The last time the Legislature was all riled up about sexually suggestive dancing and other performances, it was about cheerleaders.

High school cheerleaders, that is.

In 2005, Houston Rep. Al Edwards, one of the Capitol’s all-time characters, made it a crusade to curtail what he called cheer and dance squads “shaking their behinds and going on, breaking it down.” The national attention from late-night comedians was merciless, but Edwards’ “booty bill” made it through the House.

All this came to mind as the Legislature debates new restrictions on businesses that host performances containing “sexual conduct” — a broad enough term, but clearly an attempt to prevent minors from attending drag shows.

In fact, the Senate approved a bill that would let authorities crack down on a business if minors attended “a male performer exhibiting as a female, or a female performer exhibiting as a male, who uses clothing, makeup, or other similar physical markers and who sings, lip syncs, dances, or otherwise performs before an audience.”

The bill set off alarm bells in a House committee for that and other reasons, including concerns that even the Dallas Cowboys cheerleaders might be affected. Cooler heads prevailed, and the version that lawmakers are set to consider Friday no longer expressly targets drag performers.

Still, it’s part of a much wider discussion in Texas and other parts of the nation about gender and exposing children to anything related to sex. Enough videos of kids putting dollars in G strings have emerged online to alarm cultural conservatives, who’ve demanded action.

Even if it’s relatively rare, most of us can probably agree that children shouldn’t be at such performances. But legislating against that level of bad parenting is hard. The Senate couldn’t or wouldn’t do it without blatantly discriminating.

What this year’s drag drama and 2005’s cheerleader chase have in common is a key enemy of good lawmaking: vagueness.

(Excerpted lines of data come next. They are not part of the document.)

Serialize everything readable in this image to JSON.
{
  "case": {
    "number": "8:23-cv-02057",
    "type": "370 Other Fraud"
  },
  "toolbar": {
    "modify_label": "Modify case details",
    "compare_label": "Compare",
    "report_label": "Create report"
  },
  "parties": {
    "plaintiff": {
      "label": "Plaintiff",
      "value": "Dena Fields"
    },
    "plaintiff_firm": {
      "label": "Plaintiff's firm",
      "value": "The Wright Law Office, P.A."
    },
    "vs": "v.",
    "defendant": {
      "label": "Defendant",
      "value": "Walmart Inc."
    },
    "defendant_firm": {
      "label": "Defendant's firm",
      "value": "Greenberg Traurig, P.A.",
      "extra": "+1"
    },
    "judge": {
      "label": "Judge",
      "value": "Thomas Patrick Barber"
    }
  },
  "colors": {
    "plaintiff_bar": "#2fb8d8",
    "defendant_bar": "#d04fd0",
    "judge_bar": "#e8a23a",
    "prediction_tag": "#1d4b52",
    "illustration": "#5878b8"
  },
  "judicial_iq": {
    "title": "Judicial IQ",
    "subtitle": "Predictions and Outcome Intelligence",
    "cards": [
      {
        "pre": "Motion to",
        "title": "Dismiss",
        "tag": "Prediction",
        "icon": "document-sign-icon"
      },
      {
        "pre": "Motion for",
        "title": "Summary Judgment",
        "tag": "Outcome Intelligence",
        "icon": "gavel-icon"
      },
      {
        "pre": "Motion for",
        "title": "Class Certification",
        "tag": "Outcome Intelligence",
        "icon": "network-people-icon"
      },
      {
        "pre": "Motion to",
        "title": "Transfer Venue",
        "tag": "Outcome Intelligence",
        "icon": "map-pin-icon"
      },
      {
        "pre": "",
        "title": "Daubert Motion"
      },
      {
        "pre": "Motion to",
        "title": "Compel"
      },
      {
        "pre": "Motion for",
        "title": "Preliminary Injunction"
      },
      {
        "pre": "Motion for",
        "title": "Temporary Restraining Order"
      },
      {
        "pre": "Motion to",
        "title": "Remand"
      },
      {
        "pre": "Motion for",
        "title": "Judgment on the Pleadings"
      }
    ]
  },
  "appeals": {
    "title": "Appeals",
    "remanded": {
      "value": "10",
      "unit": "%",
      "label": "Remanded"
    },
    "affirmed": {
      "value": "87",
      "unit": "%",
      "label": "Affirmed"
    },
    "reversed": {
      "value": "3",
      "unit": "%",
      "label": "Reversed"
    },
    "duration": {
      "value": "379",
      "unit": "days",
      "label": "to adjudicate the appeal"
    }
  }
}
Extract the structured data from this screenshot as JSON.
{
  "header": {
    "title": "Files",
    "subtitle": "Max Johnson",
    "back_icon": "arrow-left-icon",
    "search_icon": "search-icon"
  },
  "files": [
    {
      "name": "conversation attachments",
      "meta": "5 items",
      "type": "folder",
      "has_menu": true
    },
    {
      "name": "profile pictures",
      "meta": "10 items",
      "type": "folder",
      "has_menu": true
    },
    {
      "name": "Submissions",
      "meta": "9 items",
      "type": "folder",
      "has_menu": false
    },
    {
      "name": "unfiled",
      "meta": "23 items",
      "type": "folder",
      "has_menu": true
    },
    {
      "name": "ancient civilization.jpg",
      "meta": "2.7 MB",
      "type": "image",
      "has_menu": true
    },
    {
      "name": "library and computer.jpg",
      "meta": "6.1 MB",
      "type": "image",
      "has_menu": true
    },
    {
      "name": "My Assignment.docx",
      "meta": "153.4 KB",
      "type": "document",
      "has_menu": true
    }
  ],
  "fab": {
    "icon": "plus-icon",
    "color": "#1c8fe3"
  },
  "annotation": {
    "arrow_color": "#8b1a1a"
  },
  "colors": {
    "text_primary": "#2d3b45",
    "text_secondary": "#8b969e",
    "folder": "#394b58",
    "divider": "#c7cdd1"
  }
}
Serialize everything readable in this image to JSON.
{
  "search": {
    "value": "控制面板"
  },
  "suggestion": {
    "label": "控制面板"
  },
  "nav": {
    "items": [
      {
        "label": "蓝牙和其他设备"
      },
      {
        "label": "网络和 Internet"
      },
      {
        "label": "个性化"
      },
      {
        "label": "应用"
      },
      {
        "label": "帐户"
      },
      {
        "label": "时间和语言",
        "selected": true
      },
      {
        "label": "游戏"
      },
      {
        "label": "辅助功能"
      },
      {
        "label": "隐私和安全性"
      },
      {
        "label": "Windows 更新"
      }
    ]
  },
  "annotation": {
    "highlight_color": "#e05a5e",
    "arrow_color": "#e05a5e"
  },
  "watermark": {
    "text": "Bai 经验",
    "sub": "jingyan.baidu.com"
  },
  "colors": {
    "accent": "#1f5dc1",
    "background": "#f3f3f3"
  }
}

In both situations, legislators struggled to define exactly what’s problematic and how on earth such definitions would be enforced. Edwards’ bill said only that “overtly sexually suggestive” cheer or dance routines were the problem. We all sort of nod and agree with the old saw about knowing obscenity when we see it, but who gets to decide what gets a business or school district fined?

This year’s bill tries to get around that with a list of specific sex acts that would be included if a performer represented them. I’d quote it, but the Legislature is a bit more vulgar than the Star-Telegram.

Now, none of this means lawmakers should throw up their hands because it’s just too hard. It means they should be thoughtful, listen carefully and be humble about how much they can control.

Legislating the culture is hard. Laws didn’t get us to a place where a small number of parents think it’s cute to give a kid a buck and point them to a half-naked performer.

Rep. Al Edwards, D-Houston, (left) with House Speaker Tom Craddick in 2003. (file photo)
Rep. Al Edwards, D-Houston, (left) with House Speaker Tom Craddick in 2003. (file photo)

It didn’t work out for Al Edwards. He lost his seat in the Democratic primary the following year, although that was more about the fact that he aligned himself with Speaker Tom Craddick, the first Republican to lead the House in more than a century.

Edwards, who died in 2020, deserves to be remembered for much more than his concerns about cheerleaders. He led the charge to make Juneteenth a state holiday, long before there was much recognition of it. He spent decades standing up for Black civil-rights and other causes.

And his cheerleading bill got further than anyone thought in 2005. Once it landed in the Senate, where it died without even a committee hearing, one of the leading objections stands as a reminder that history has one heckuva sense of humor.

Tarrant County Republican Sen. Kim Brimer said his wife urged him to support Edwards’ bill, according to Star-Telegram coverage at the time. But Brimer was thinking ahead to a new constituent about to arrive in his district.

“I told her we had the Dallas Cowboy cheerleaders coming to Arlington,” he said. “I’m not going to offend the Cowboys in any way.”